Problems of data collection, so crucial to gaining knowledge of drug effects, are severe enough in a carefully planned peacetime context of clinical trials. During a shooting war these problems are far greater as the confusion of combat conditions affects the way drugs are given and taken. Record keeping for the drugs that were used in Desert Storm and Desert Shield was poor even though logisticians could have helped gather information useful in future deployments. Perhaps 8,000 troops received the BT vaccine in the weeks before the invasion of Kuwait. Another 150,000 or so were vaccinated for inhalational anthrax. Tens of thousands received blister packs of a theorized antidote to nerve gas called pyridostigmine bromide (PB), used to treat myasthania gravis, a disease that progressively weakens muscles. The use of PB was voluntary but many thought it was required. The Pentagon had in fact tested PB on a few dozen personnel, not including those who might be sensitive to the drug or women, but those people were not excluded when the drug was given out.
In the months and years after the first Gulf War, veterans complained that their medical problems, often grouped under the term Gulf War Illness, were due partly to the drugs they were given.
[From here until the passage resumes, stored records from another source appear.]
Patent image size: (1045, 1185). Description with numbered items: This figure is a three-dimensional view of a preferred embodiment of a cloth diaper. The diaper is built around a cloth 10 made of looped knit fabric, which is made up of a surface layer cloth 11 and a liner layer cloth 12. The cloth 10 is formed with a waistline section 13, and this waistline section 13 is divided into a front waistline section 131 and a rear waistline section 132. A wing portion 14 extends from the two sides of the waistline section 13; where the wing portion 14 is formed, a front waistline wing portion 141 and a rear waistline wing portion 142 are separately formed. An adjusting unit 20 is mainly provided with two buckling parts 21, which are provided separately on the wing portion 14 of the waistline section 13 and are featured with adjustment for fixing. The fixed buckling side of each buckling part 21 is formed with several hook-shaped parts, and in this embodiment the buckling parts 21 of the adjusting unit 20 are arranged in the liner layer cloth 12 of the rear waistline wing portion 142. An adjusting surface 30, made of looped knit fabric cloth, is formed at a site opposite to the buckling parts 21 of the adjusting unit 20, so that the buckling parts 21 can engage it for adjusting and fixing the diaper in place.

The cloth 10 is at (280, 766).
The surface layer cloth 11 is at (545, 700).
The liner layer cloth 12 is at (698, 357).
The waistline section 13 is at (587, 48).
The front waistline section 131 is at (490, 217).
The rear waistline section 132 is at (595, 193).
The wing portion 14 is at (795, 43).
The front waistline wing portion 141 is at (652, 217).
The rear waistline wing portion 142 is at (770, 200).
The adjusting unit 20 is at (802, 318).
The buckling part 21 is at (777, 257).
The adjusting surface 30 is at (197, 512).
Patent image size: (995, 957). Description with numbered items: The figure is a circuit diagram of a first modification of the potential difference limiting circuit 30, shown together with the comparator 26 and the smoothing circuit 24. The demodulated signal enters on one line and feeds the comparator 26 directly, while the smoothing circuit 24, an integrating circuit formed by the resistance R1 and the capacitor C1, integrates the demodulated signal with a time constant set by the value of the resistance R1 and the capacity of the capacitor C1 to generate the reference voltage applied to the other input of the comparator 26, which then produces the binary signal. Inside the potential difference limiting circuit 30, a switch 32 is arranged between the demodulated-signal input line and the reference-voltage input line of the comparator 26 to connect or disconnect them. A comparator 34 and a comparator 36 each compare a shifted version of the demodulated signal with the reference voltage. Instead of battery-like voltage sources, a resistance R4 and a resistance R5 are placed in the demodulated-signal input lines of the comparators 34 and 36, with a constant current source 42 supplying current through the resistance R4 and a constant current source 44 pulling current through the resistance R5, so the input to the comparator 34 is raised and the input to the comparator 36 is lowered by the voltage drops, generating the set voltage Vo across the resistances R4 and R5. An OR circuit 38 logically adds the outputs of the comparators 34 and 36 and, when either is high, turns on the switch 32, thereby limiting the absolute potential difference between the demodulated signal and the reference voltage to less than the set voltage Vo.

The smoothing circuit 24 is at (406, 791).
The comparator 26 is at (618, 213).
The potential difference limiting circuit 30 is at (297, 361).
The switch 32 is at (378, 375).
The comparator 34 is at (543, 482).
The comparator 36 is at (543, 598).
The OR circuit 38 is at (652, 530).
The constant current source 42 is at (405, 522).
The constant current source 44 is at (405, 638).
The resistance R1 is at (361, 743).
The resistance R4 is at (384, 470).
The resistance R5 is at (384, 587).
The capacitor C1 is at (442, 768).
The etiology of this set of symptoms has never been fully understood but the anger can’t be questioned. Among the earliest Internet list serves were those of Gulf War veterans expressing their resentment. Over the years, I have been approached by many vets complaining about their medical conditions and the fact that records aren’t available, a concern that was echoed by a VA lawyer in a conversation I had just a few weeks ago.
Ironically, the FDA gave the Pentagon an opportunity to avoid much of the later anger by issuing their waiver on the condition that military personnel receive information about what they were being ordered or asked to take. That didn’t happen. In 1994 some members of Congress expressed their annoyance at the civilian agency for granting the waiver in the first place (though the FDA noted that it’s not expert at fighting wars), and then for not complaining to the DoD that they failed to uphold their side of the deal. So, in the end, the civilian agency got it from both ends, which actually took some heat off the Pentagon. This is a story I told in my book, Undue Risk.
Going back to the 1950s the Department of Defense has a mixed record on human experiments, but the FDA’s evolved role in drug and device approval gives our military organization a substantive argument that it takes respect for the troops seriously. It’s too bad that the Pentagon can’t take yes for an answer.
Jonathan Moreno, an expert in medical and military ethics, is the David and Lyn Silfen University Professor at the University of Pennsylvania.